La natura non produce scarti o rifiuti, tutto rientra con equilibrio nei cicli delle natura stessa. L’uomo purtroppo si dibatte nelle contraddizioni del “paradosso dell’abbondanza” di chi ha troppo e di chi è escluso anche dall’accesso al cibo, sottoposto alle leggi di una economia “dell’esclusione e dell’inequità” dove anche l’uomo e la donna stessi possono essere marginalizzati e diventare essi stessi scarto, quando il ricatto del lavoro comporta il sacrificio della vita e della salute personale e di quella dei propri cari.
La Sardegna e i Sardi vivono a pieno le contraddizioni di questa economia che esclude e ci rende diseguali; si persegue in una politica industriale che è tesa a trasformare la Sardegna in una piattaforma energetica per progetti di sviluppo esterni all’isola e in centri di commercio, stoccaggio o smaltimento di merci, di fonti energetiche e di rifiuti prodotti altrove, anche mediante l’accaparramento delle migliori terre a preminente vocazione agricola, con la conseguente ulteriore marginalizzazione delle tradizionali attività agro-pastorali.
Le scelte del passato hanno fatto diventare scarto anche la terra; almeno un sesto del nostro territorio necessita di una preventiva ed efficace azione di bonifica, atta a contenere e a rimediare le ferite inferte a suolo, acqua del suolo e del sottosuolo e all’aria. Tutto ciò per fare in modo che la terra ci perdoni e non continui a punirci con elevati tassi di malattie e di morti premature. Si assiste invece a politiche che pongono le basi per un sostanziale disimpegno degli inquinatori dall’obbligo di bonifica.

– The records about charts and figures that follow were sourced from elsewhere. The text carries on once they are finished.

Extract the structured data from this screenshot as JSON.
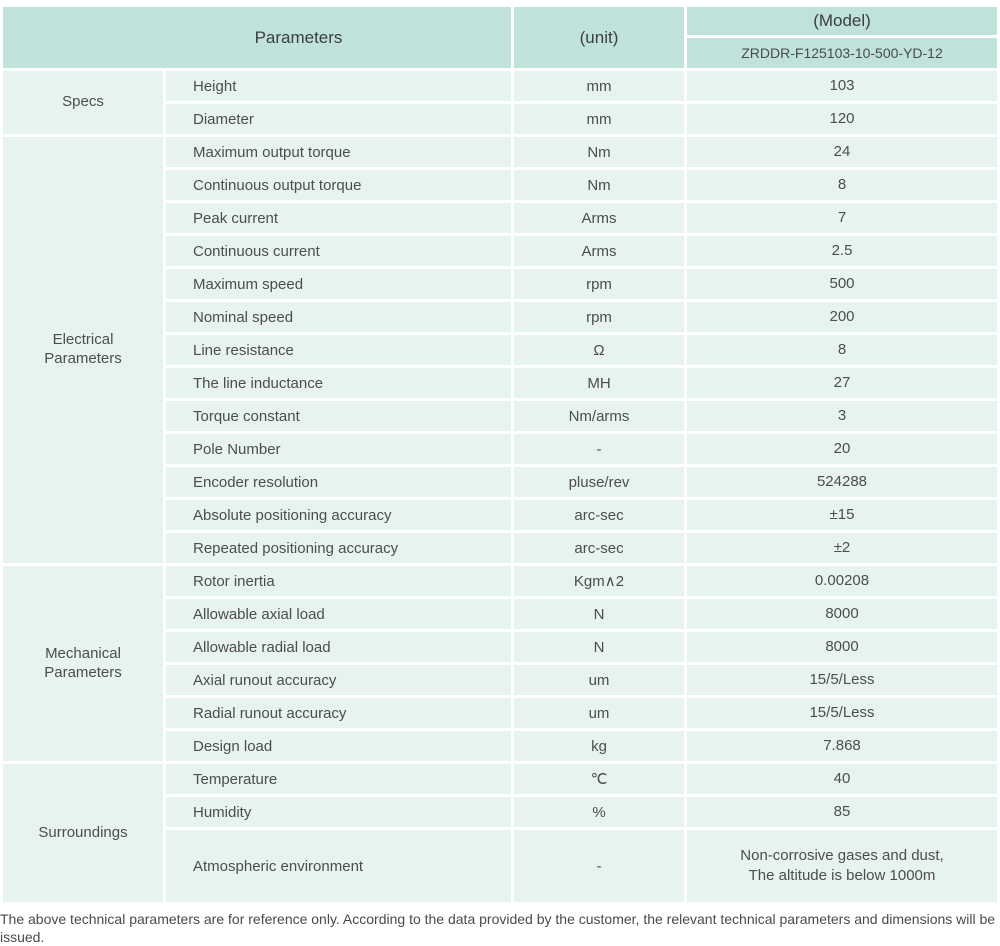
{
  "colors": {
    "header_bg": "#bfe2da",
    "cell_bg": "#e6f3f0"
  },
  "header": {
    "parameters": "Parameters",
    "unit": "(unit)",
    "model": "(Model)",
    "model_number": "ZRDDR-F125103-10-500-YD-12"
  },
  "sections": [
    {
      "category": "Specs",
      "rows": [
        {
          "name": "Height",
          "unit": "mm",
          "value": "103"
        },
        {
          "name": "Diameter",
          "unit": "mm",
          "value": "120"
        }
      ]
    },
    {
      "category": "Electrical\nParameters",
      "rows": [
        {
          "name": "Maximum output torque",
          "unit": "Nm",
          "value": "24"
        },
        {
          "name": "Continuous output torque",
          "unit": "Nm",
          "value": "8"
        },
        {
          "name": "Peak current",
          "unit": "Arms",
          "value": "7"
        },
        {
          "name": "Continuous current",
          "unit": "Arms",
          "value": "2.5"
        },
        {
          "name": "Maximum speed",
          "unit": "rpm",
          "value": "500"
        },
        {
          "name": "Nominal speed",
          "unit": "rpm",
          "value": "200"
        },
        {
          "name": "Line resistance",
          "unit": "Ω",
          "value": "8"
        },
        {
          "name": "The line inductance",
          "unit": "MH",
          "value": "27"
        },
        {
          "name": "Torque constant",
          "unit": "Nm/arms",
          "value": "3"
        },
        {
          "name": "Pole Number",
          "unit": "-",
          "value": "20"
        },
        {
          "name": "Encoder resolution",
          "unit": "pluse/rev",
          "value": "524288"
        },
        {
          "name": "Absolute positioning accuracy",
          "unit": "arc-sec",
          "value": "±15"
        },
        {
          "name": "Repeated positioning accuracy",
          "unit": "arc-sec",
          "value": "±2"
        }
      ]
    },
    {
      "category": "Mechanical\nParameters",
      "rows": [
        {
          "name": "Rotor inertia",
          "unit": "Kgm∧2",
          "value": "0.00208"
        },
        {
          "name": "Allowable axial load",
          "unit": "N",
          "value": "8000"
        },
        {
          "name": "Allowable radial load",
          "unit": "N",
          "value": "8000"
        },
        {
          "name": "Axial runout accuracy",
          "unit": "um",
          "value": "15/5/Less"
        },
        {
          "name": "Radial runout accuracy",
          "unit": "um",
          "value": "15/5/Less"
        },
        {
          "name": "Design load",
          "unit": "kg",
          "value": "7.868"
        }
      ]
    },
    {
      "category": "Surroundings",
      "rows": [
        {
          "name": "Temperature",
          "unit": "℃",
          "value": "40"
        },
        {
          "name": "Humidity",
          "unit": "%",
          "value": "85"
        },
        {
          "name": "Atmospheric environment",
          "unit": "-",
          "value": "Non-corrosive gases and dust,\nThe altitude is below 1000m",
          "tall": true
        }
      ]
    }
  ],
  "footnote": "The above technical parameters are for reference only. According to the data provided by the customer, the relevant technical parameters and dimensions will be issued."
}
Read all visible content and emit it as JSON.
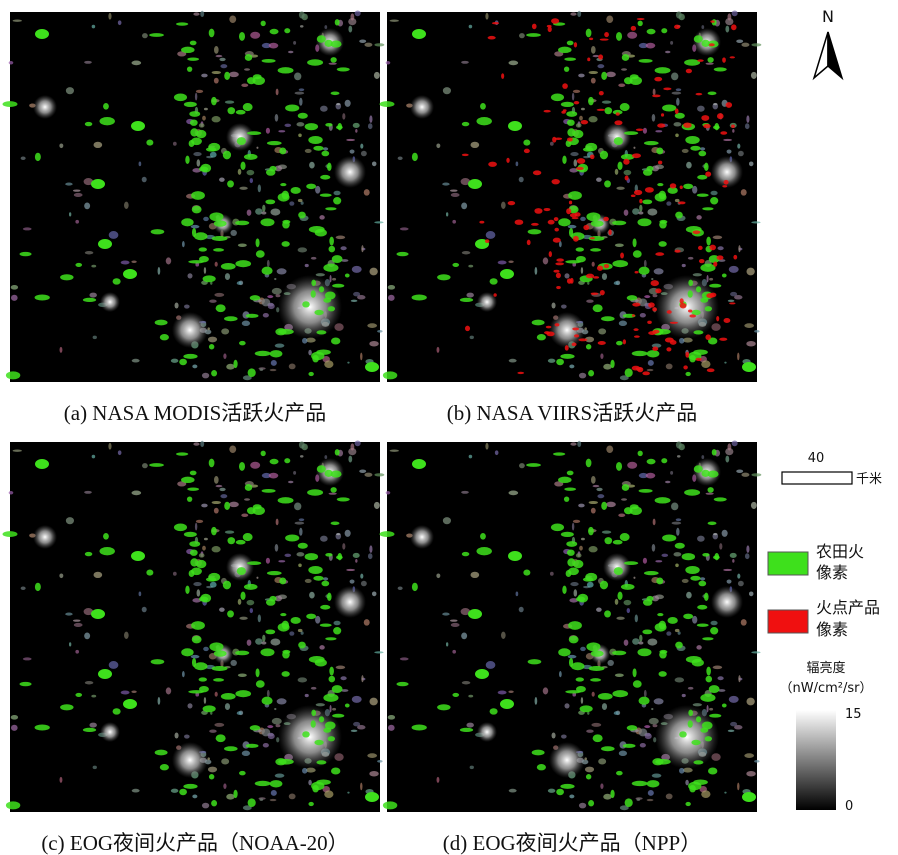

In questo contesto si paventa per l’Isola e per i suoi abitanti un altro pericolo: l’essere scelti come sede del deposito unico delle scorie nucleari. Le scorie e gli scarti industriali persistono nell’ambiente e esercitano le loro azioni venefiche sugli esseri viventi, sull’uomo, sulla donna e soprattutto sui bambini, anche nella loro vita intra uterina, per tempi misurabili in lustri. Le scorie nucleari possono esercitare questi effetti per tempi geologici misurabili in decine e centinaia di miglia di anni.
Destano inquietudine alcuni dati dichiarati dall’ ISPRA (organo tecnico del Ministero dell’ambiente e la SOGIN, società di Stato incaricata per la messa in sicurezza) relativi al progetto di messa in sicurezza. I rifiuti nucleari ad alta intensità che rappresentano il 95% della
radioattività per l’ISPRA sono 1770 mc in tutto; la SOGIN ne conteggia 15.200: in pratica, tra pregressi (al 31.12.2012) e futuri, una quantità dieci volte maggiore rispetto a quella dichiarata da ISPRA. Dobbiamo riflettere perché l’ “idolatria del denaro” non debba inquinare tale operazione di messa in sicurezza.
Coloro che sono chiamati ad amministrare la cosa pubblica devono rispondere all’esortazione di Papa Francesco. “(…) siate coraggiosi e non abbiate timore di farvi interrogare nei progetti politici ed economici da un significato più ampio della vita”. “La dignità della persona umana e il bene comune” non devono essere dimenticati anche in questo “finis terrae” di Sardegna.